Pfizer injection
Pfizer injectionFlash 90

“World record holder,” reads the headline in the German tabloid Bild. “Why is Israel succeeding in vaccinating so much faster than us?”

The question is all the more compelling due to the fact that the vaccine was developed in the German city of Mainz, by Pfizer, a German pharmaceutical company, with the assistance of German universities and a €150 million federal German government grant.

Bild notes that “one week after the start of vaccination, almost half a million people in Israel have already received their first vaccination dose … By March, 60 percent of the population … compared to Germany – here, this point won’t be reached until late summer.”

Explaining the disparity, Bild cited the German Health Minister, who reported that just 1.3 million doses would be available in Germany by the end of 2020 – “for a population of 83 million people.” Israel, by contrast, “will receive over five million doses of vaccines from Pfizer-BioNTech by the end of January” for a population of 9 million. Bild also blamed the European Union’s “foot-dragging” for delays in signing contracts for vaccines, and noted that a contract eventually signed between Germany and Pfizer does not even include a specified delivery date.

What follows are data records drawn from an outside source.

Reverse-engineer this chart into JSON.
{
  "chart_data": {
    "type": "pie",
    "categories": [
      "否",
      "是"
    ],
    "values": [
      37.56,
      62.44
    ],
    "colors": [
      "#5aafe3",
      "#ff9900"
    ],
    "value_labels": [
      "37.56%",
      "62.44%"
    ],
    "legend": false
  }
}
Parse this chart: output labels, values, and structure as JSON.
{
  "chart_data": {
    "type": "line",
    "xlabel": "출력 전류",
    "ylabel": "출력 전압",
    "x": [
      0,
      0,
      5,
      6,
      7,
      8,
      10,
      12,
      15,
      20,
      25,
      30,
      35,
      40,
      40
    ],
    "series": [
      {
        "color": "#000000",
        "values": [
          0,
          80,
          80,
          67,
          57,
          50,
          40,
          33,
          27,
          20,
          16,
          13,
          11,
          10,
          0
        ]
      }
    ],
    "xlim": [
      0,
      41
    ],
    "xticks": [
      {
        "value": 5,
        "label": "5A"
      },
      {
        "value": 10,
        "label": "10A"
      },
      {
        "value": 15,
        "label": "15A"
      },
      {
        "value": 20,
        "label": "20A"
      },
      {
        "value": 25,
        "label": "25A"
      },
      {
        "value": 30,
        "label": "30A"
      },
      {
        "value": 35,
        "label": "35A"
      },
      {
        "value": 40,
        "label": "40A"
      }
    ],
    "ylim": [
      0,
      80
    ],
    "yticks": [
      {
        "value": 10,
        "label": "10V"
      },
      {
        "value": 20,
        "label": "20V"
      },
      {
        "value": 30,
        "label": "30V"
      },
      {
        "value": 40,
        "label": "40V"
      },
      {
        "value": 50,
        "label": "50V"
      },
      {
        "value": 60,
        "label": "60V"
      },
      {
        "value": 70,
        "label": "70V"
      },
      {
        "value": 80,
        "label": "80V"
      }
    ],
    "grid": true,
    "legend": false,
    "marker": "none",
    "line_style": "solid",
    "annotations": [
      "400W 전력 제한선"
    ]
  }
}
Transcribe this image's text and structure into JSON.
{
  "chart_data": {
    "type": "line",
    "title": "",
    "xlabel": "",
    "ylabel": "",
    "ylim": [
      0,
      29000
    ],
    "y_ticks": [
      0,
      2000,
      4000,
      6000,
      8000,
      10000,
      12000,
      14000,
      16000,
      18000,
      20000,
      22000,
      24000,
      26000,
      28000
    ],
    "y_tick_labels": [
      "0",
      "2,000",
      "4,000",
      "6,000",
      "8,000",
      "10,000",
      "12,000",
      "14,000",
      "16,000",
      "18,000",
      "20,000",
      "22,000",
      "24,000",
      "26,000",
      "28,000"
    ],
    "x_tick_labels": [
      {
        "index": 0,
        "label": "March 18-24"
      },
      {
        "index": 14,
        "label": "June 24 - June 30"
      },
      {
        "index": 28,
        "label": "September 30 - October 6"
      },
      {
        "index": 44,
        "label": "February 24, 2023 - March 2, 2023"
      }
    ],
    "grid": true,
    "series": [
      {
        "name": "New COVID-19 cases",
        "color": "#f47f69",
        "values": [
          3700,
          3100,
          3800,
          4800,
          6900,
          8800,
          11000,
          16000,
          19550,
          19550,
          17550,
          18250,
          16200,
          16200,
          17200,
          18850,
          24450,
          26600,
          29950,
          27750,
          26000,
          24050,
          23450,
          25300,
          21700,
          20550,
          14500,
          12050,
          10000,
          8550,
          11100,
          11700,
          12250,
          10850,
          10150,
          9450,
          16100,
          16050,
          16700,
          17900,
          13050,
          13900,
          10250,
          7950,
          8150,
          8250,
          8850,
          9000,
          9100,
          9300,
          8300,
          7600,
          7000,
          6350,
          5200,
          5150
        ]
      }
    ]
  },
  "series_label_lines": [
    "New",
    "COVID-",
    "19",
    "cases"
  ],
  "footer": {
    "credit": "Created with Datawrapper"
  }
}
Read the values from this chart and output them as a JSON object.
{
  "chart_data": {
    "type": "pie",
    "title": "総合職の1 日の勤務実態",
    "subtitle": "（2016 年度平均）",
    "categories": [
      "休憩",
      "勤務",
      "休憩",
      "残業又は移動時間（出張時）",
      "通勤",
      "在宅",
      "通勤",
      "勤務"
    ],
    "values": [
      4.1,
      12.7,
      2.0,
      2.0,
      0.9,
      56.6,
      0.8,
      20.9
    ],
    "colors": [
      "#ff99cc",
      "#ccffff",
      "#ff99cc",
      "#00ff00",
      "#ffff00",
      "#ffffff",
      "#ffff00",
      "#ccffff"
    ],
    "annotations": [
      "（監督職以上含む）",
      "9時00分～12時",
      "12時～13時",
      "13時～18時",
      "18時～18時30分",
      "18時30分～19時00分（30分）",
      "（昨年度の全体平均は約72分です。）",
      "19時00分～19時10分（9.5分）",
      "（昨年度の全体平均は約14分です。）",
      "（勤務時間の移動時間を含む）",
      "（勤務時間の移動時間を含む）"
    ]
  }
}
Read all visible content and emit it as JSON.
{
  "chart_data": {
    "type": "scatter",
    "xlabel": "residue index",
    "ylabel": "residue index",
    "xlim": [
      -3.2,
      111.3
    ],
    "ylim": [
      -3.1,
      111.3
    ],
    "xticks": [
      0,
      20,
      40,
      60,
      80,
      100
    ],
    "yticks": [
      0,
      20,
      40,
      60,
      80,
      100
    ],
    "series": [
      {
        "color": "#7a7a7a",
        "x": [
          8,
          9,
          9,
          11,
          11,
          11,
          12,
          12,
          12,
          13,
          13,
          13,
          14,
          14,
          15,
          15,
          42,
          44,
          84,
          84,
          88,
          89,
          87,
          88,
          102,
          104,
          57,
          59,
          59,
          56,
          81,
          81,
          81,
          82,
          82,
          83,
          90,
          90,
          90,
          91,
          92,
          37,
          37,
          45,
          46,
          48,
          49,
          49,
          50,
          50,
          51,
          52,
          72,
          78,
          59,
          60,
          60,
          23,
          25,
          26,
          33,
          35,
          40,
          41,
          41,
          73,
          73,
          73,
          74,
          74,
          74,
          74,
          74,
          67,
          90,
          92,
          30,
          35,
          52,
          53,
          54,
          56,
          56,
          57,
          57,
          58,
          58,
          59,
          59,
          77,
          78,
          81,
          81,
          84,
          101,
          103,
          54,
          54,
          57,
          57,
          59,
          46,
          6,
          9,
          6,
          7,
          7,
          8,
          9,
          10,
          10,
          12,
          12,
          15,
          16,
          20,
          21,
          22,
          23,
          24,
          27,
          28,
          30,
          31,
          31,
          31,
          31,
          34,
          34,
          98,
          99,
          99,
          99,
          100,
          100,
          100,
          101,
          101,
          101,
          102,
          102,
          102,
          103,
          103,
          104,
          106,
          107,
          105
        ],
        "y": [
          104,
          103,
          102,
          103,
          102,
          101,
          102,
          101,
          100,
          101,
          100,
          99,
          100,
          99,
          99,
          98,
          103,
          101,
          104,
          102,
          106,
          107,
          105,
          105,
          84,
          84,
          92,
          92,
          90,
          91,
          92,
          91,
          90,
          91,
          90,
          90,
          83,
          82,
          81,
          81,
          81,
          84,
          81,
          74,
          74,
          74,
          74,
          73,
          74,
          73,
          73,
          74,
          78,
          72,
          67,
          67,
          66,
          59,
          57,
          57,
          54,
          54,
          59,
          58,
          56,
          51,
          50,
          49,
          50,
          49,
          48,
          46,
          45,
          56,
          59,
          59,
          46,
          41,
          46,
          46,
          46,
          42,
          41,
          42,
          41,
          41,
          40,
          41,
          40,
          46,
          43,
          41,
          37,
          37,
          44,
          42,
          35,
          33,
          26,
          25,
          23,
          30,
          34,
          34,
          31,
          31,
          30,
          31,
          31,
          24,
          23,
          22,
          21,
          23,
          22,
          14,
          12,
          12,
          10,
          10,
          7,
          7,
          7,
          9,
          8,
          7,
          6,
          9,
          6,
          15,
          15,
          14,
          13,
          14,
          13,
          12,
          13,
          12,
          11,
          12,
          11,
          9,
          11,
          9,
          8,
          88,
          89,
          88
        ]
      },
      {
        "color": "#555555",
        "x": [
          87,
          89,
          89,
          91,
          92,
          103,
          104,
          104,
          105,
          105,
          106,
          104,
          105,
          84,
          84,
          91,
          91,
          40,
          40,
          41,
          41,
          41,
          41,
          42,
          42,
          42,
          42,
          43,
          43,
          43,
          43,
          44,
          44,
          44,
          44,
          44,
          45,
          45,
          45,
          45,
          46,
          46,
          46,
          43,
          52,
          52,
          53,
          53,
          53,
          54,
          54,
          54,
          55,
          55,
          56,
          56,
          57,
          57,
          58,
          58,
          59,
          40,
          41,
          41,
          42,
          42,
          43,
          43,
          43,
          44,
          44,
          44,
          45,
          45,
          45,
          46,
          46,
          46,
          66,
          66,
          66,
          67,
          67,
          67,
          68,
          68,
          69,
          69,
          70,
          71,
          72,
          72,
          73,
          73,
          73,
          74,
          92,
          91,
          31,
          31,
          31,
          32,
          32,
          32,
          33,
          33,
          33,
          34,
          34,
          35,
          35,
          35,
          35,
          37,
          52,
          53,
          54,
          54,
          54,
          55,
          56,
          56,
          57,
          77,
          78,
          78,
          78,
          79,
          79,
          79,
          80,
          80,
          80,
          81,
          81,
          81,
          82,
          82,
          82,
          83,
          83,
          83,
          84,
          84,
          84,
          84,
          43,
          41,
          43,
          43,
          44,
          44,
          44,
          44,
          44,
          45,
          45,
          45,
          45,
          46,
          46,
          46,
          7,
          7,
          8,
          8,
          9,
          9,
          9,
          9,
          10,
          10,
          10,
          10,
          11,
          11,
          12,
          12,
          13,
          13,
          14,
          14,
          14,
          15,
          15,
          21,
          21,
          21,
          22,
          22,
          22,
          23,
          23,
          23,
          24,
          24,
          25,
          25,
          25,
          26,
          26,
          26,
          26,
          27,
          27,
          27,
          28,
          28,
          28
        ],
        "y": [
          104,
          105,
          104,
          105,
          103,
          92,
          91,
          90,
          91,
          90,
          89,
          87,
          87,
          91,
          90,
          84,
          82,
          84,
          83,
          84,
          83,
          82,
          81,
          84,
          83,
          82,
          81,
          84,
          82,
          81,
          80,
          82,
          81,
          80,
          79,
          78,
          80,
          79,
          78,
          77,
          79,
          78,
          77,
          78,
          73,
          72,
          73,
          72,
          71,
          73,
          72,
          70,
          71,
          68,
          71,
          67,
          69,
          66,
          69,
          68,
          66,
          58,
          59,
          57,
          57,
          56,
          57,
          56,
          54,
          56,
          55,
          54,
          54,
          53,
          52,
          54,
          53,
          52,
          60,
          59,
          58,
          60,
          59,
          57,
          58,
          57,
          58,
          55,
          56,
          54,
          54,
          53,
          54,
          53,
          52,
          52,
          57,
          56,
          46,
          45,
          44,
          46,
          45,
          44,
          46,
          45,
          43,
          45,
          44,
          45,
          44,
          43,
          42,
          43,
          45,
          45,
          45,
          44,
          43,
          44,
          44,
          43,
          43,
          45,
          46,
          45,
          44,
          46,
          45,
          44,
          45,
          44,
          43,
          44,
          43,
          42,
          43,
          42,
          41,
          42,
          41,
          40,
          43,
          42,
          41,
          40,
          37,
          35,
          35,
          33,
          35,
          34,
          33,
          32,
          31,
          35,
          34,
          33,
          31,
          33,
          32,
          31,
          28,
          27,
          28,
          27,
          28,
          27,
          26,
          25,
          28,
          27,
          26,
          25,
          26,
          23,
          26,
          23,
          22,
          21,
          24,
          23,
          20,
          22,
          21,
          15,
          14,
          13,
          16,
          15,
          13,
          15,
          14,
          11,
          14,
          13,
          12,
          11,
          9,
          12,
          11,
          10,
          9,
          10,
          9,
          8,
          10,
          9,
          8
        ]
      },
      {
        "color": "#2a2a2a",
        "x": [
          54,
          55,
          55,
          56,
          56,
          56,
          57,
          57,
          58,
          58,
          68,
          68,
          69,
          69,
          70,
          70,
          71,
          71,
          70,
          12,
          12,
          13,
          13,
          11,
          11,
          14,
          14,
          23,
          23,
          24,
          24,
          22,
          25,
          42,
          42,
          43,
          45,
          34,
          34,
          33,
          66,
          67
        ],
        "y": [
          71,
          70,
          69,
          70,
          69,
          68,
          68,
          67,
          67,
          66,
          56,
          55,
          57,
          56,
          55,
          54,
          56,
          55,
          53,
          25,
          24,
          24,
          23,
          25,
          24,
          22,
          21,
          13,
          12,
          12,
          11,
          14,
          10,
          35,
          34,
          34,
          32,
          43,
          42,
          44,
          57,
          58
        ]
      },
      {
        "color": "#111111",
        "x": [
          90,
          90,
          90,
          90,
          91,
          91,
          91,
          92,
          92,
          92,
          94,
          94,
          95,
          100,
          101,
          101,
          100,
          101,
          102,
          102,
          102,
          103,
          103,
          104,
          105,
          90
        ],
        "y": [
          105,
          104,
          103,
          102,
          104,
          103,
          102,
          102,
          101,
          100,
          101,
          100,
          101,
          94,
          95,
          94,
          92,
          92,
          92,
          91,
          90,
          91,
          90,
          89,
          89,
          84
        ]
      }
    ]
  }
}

Bild credited “Israeli Prime Minister Netanyahu for calling Pfizer’s CEO personally,” and suggested that “money could have played a role.”

That money played a role is actually not a matter of dispute. Earlier this month, a Channel 12 news report revealed that Israel was paying Pfizer around $30 for each coronavirus vaccine dose, double the price paid in the European Union and ten dollars more than the cost of the vaccine in the United States.

Writing in Ulpan Shishi, commentator Amit Segal noted that, “If that’s the price, and due to paying it we received the first doses in the world, then this is a decision that deserves the Israel Prize – for the following simple reason: A week of lockdown, at the lowest estimate, costs three billion shekels.”

Indeed, Bild and other German newspapers noted that while Germany was currently still in its second lockdown, Israel was in its “third and last.”